Gono’s merc Ordinary people cycling to work
HARARE – Reserve Bank of Zimbabwe (RBZ) governor, Gideon Gono, is facing investigation by the Anti-Corruption Commission into allegations that he could have used trinkets from the fertilisergate scandal to purchase his latest luxurious Mercedes Benz.
Officials confirmed they have received a flurry of complaints from several “concerned people” prodding them to look into the circumstances surrounding the recent purchase of the Mercedes Benz from Germany for US$365,000.
On condition of anonymity, a commissioner told The Zimbabwean that there were concerns about the timing of the purchase of the car, coming as it did hardly three months after Gono was at the centre of a shady deal involving the importation of 70,000 tonnes of fake fertilizer from Intshona Products, a South African company whose credentials remain suspect.
The vehicle at the center of the storm is a Mercedes Benz Brabus E V12 Biturbo – which according to Benz manufacturers Daimler – is the fastest car in the world with a top speed of 350 km/h. A twin turbo twelve-cylinder engine powers the car. It can ramp its speed to 100km/h in only 4,5 seconds.
Gono, a self-made trillionaire who at one point said he has not yet touched his salary since 2003 when he assumed the governorship of the central bank, is a successful farmer involved in maize and flower production for export.
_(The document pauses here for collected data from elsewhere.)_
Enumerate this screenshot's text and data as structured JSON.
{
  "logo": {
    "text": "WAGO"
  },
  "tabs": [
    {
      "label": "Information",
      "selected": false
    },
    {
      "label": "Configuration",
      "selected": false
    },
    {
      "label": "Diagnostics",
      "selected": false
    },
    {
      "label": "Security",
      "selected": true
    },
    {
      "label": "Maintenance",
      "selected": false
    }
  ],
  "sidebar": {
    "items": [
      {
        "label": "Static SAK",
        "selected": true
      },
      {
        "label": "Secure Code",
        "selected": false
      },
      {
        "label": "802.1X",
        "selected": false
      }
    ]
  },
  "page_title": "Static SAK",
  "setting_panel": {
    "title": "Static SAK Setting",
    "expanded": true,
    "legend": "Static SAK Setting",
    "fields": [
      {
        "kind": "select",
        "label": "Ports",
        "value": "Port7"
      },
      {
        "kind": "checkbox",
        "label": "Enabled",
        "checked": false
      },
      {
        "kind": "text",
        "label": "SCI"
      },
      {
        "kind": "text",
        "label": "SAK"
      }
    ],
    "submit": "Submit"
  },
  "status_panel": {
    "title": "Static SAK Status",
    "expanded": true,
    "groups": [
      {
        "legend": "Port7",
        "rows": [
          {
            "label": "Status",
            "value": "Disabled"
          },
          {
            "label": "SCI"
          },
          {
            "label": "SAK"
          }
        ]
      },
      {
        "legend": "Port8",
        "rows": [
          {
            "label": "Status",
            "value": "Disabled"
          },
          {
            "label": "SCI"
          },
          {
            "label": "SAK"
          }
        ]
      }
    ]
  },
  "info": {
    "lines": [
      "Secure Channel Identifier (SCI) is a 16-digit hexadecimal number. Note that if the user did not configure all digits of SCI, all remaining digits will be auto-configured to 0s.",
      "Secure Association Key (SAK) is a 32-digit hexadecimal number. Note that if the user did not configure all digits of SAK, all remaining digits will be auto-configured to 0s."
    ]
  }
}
But the commissioner said information they had received suggested that the proceeds from Gono’s farming adventure could not sustain such a purchase.
The source said the inquiry would center on allegations that Intshona showered Gono with gifts worth millions of US dollars or Rands in order to retain several contracts to continue supplying Zimbabwe with agro products.
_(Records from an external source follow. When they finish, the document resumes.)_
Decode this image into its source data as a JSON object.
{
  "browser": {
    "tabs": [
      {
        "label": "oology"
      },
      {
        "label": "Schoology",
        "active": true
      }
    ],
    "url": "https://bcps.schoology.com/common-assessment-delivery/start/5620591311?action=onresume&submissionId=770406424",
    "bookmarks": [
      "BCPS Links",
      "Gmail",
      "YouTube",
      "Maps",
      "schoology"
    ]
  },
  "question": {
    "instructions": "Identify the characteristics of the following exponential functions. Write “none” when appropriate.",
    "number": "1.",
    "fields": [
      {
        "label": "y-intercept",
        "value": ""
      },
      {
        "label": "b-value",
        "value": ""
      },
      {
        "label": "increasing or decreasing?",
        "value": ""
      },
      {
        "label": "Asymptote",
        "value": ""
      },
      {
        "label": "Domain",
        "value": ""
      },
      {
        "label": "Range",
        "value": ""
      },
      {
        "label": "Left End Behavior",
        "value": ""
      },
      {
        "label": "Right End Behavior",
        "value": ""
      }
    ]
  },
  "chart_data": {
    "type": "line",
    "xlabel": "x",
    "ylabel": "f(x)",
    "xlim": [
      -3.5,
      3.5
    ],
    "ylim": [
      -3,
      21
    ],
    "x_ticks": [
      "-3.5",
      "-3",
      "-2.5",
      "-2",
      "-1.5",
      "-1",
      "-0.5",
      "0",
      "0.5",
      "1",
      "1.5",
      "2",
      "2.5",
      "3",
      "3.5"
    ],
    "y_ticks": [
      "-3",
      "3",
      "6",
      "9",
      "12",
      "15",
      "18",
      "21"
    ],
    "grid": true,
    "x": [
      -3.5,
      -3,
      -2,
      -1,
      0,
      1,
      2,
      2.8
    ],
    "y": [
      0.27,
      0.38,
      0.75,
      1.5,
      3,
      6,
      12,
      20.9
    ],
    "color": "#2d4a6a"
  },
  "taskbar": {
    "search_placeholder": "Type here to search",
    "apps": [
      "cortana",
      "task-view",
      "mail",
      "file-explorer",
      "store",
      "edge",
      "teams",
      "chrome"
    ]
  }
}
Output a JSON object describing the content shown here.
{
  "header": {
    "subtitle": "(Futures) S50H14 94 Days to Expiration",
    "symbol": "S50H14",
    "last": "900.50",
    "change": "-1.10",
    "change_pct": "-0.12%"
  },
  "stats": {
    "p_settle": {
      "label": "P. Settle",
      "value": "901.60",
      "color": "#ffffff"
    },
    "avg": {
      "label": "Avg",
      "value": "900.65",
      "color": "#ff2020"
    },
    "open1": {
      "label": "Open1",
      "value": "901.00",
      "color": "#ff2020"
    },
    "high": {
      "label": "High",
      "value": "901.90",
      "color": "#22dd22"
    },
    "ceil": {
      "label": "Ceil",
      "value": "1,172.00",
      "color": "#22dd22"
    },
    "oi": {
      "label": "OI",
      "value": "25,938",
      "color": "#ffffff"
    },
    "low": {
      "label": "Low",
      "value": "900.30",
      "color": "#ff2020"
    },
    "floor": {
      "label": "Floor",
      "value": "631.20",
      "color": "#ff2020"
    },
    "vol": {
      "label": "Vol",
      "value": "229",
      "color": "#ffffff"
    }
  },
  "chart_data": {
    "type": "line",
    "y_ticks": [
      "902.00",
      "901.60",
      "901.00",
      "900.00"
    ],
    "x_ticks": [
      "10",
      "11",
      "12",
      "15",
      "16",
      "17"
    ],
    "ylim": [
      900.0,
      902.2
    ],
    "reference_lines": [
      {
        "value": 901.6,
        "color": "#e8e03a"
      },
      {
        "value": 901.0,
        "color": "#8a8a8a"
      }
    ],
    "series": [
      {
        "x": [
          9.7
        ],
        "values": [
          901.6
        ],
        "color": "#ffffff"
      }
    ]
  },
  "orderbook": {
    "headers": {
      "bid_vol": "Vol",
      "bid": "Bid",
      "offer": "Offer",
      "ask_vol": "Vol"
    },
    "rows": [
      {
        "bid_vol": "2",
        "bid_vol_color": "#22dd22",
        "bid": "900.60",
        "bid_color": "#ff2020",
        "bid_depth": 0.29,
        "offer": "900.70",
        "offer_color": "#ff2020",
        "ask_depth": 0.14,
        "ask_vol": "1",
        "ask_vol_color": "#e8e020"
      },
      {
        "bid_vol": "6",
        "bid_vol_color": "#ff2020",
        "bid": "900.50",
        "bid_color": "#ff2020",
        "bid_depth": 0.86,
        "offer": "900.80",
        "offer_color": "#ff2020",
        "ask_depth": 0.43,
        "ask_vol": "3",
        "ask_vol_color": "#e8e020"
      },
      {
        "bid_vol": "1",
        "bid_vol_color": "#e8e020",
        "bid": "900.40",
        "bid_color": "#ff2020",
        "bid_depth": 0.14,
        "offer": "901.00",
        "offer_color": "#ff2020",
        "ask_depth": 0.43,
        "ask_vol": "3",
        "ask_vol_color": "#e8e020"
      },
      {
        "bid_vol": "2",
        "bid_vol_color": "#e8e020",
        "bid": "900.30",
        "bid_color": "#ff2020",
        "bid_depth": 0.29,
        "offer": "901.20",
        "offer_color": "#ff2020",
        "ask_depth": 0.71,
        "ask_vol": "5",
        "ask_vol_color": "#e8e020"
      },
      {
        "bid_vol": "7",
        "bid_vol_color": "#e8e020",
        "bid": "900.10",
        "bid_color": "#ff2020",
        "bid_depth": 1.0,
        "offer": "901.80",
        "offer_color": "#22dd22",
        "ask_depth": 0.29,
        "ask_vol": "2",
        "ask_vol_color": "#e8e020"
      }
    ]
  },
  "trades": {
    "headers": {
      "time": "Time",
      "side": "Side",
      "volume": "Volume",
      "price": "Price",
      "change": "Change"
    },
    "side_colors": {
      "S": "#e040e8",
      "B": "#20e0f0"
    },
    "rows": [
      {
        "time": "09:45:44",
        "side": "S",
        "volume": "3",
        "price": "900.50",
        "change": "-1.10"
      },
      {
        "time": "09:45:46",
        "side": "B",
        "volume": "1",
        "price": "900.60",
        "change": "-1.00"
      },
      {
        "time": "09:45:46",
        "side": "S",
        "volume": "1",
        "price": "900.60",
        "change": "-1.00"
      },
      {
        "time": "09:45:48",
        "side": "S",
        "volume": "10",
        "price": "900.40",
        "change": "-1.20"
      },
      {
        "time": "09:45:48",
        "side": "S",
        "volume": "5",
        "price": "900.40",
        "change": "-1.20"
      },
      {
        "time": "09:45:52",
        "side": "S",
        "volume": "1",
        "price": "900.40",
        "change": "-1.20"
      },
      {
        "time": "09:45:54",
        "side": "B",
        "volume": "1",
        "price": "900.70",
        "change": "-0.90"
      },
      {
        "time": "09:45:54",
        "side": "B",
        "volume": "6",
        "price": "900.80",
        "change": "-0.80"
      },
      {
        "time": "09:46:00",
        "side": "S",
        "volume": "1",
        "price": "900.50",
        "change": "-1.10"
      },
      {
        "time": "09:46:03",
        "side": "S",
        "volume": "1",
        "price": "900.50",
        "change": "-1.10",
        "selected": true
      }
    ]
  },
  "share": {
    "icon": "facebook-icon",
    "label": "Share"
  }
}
Gono bankrolled the importation of the 70,000 tonnes of Compound D fertilizer for the 2006/7 maize production season, of which 800 tonnes were of inferior quality but was distributed to farmers by the Grain Marketing Board (GMB) anyhow. The government was prejudiced of US$300,000 in this deal
Intshona has also curiously been subcontracted to supply 600,000 tonnes of wheat in yet another deal financed by Gono. At the end of December, the company had supplied 90,000 tonnes. The wheat has turned out to be low quality and is best suitable for stockfeed. Intshona is being paid US$345 per tonne by the central bank in this deal.
What is now curious is that despite the company’s successive bungling in the handling of the supply of agro products, it has been given yet another contract by Gono to supply 190,000 tonnes of maize by March 2007.
The commissioner said the corruption unit would investigate whether Gono knowingly and unethically abused public funds to engage in fraudulent operations for personal gain.
“The allegations are simple – that a South African company has bribed the governor to take a contract,” said the commissioner. “The company is well known. The alleged bribes are all for fairly large sums of money… we are talking hundreds of thousands of US dollars.”
President Robert Mugabe has said wrongful self-enrichment will not go unpunished.
If the corruption unit manages to open a full-scale probe into the allegations, it will be the commission’s first high-profile case involving a senior government official.
Since its establishment last year, the Anti-Corruption Commission has remained conspicuously silent as graft has continued to ravage the top echelons in government.
Gono was unavailable for comment with his secretary saying he was on leave until next Monday. His cell phone was also unavailable.